Similarly, third-party rankings demonstrate JL Smith's brand building and lead generation efforts and can also play a role in attracting new talent to the company.

"I also find third-party qualifications useful for recruiting new consultants and staff to our team," he says. "People want to know they're joining a strong company with loyal customers."

Compliance experts stress that any company wishing to apply this rule should provide ongoing training for advisors and keep things relatively simple.

"A firm's compliance program is only as effective as the consultant's ability to meet requirements, and if it is too complex or disjointed, the firm sets the consultant on failure," said Alexandria McCarthy, Skience's chief marketing officer Wealth Management. consulting firms and technology providers.

Most of the provisions of the Marketing Act are fairly straightforward. Consultants are prohibited from making false statements or providing clients with any material that may create a "false or misleading implication".

When providing information about the performance of investment strategies, the SEC requires advisors to contextualize the information by emphasizing that net performance is integrated into gross performance. The SEC also recommends that consultants set a specific time frame for reporting performance results.

Seitz recommends including "equally familiar" one-, three-, five-, and ten-year returns in marketing collateral. "The most important thing to remember here is that consultants cannot artificially select data to display results," he says.

How the SEC will conduct investigations and anticipate enforcement actions against companies under its trading rules is an open question.

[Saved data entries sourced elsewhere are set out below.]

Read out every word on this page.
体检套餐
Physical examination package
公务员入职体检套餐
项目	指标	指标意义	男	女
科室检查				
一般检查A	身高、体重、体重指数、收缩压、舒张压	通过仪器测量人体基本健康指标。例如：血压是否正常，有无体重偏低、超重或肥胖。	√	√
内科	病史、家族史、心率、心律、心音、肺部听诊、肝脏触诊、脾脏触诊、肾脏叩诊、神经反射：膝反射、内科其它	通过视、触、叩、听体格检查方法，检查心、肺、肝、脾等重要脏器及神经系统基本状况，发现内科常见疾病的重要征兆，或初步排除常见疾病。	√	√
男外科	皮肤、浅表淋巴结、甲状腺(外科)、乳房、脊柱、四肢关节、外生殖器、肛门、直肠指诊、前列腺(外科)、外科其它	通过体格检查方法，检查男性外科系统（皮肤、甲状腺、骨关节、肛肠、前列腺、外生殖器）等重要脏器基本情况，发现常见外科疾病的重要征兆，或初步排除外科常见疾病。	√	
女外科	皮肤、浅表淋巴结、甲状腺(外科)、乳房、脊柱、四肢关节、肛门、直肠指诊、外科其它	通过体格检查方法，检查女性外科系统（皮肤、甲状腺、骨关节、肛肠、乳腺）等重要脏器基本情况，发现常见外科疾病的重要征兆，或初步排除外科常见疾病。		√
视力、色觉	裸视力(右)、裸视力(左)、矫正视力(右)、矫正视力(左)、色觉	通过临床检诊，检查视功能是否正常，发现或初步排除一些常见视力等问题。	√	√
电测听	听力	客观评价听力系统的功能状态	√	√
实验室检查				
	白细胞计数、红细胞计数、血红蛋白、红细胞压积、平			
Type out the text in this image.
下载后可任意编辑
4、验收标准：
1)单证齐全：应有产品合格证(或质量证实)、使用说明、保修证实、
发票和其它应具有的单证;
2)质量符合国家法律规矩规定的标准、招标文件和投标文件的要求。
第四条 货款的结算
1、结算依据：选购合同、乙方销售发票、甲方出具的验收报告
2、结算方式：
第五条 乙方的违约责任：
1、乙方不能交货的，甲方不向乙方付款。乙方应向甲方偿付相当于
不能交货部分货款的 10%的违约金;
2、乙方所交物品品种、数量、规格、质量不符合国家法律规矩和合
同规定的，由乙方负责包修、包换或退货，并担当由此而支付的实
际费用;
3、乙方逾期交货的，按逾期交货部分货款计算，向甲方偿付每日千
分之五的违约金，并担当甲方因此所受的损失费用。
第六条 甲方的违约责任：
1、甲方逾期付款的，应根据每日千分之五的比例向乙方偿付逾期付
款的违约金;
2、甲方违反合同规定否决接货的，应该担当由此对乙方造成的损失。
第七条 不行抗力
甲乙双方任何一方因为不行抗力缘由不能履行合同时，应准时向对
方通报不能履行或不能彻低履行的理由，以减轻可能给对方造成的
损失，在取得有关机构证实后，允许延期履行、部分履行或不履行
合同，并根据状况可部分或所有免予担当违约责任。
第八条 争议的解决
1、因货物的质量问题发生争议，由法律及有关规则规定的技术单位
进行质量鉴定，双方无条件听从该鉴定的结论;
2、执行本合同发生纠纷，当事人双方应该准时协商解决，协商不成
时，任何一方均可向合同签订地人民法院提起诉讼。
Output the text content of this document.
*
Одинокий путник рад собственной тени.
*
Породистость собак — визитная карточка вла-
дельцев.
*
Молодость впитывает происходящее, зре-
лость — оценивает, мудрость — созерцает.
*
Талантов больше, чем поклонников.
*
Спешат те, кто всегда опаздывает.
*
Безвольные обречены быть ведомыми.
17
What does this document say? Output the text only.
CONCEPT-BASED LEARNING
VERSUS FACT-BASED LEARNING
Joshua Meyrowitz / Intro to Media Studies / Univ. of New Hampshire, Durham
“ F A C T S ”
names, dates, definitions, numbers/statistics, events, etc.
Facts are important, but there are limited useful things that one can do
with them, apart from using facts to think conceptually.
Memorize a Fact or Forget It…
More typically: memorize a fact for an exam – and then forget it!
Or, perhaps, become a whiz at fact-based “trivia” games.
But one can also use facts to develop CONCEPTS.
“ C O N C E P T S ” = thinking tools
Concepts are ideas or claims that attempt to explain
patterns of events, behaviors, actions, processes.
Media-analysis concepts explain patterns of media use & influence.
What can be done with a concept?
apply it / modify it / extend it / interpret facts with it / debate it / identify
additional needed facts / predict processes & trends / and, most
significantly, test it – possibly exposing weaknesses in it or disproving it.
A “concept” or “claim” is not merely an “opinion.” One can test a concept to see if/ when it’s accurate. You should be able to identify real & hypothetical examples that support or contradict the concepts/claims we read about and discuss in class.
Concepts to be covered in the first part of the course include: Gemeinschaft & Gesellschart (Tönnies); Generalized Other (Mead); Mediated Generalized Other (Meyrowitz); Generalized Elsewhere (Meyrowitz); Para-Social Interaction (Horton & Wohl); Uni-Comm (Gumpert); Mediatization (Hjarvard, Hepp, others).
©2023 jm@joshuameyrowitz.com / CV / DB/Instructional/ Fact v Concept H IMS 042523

The SEC has not responded to a request for comment on this story, although it has informed the industry that challenges to the rule are pending.

Mark Mattson, CEO of Mattson Money, which endorses the new law (and has recorded more than 20 hours of video customer testimonials), described the key initiatives the company took before the law went into effect. its policies and procedures and regulatory mechanisms.

"Not only do you have to rewrite the procedures, you also have to change the policy review and monitoring process because the SEC will be reviewing compliance," says Matson. "You must ensure that you make changes to meet these guidelines."

When the SEC conducts compliance audits of companies, many assessors expect those audits to have an educational component, as auditors look for companies that are making good faith efforts and providing feedback on their work. better than

Snappy Kraken's Sophia advises companies looking to use marketing code to review their compliance logs. When the SEC issued a regulatory risk warning in September, the industry interpreted compliance in this area as critical.

"Watch out," says Sofia, "because it's us." As they say, "With enforcement action increasing each year and advisors adding credentials, endorsements and qualifications to their markets easily identifiable, advisors who don't get it right run the risk of unwanted SEC action."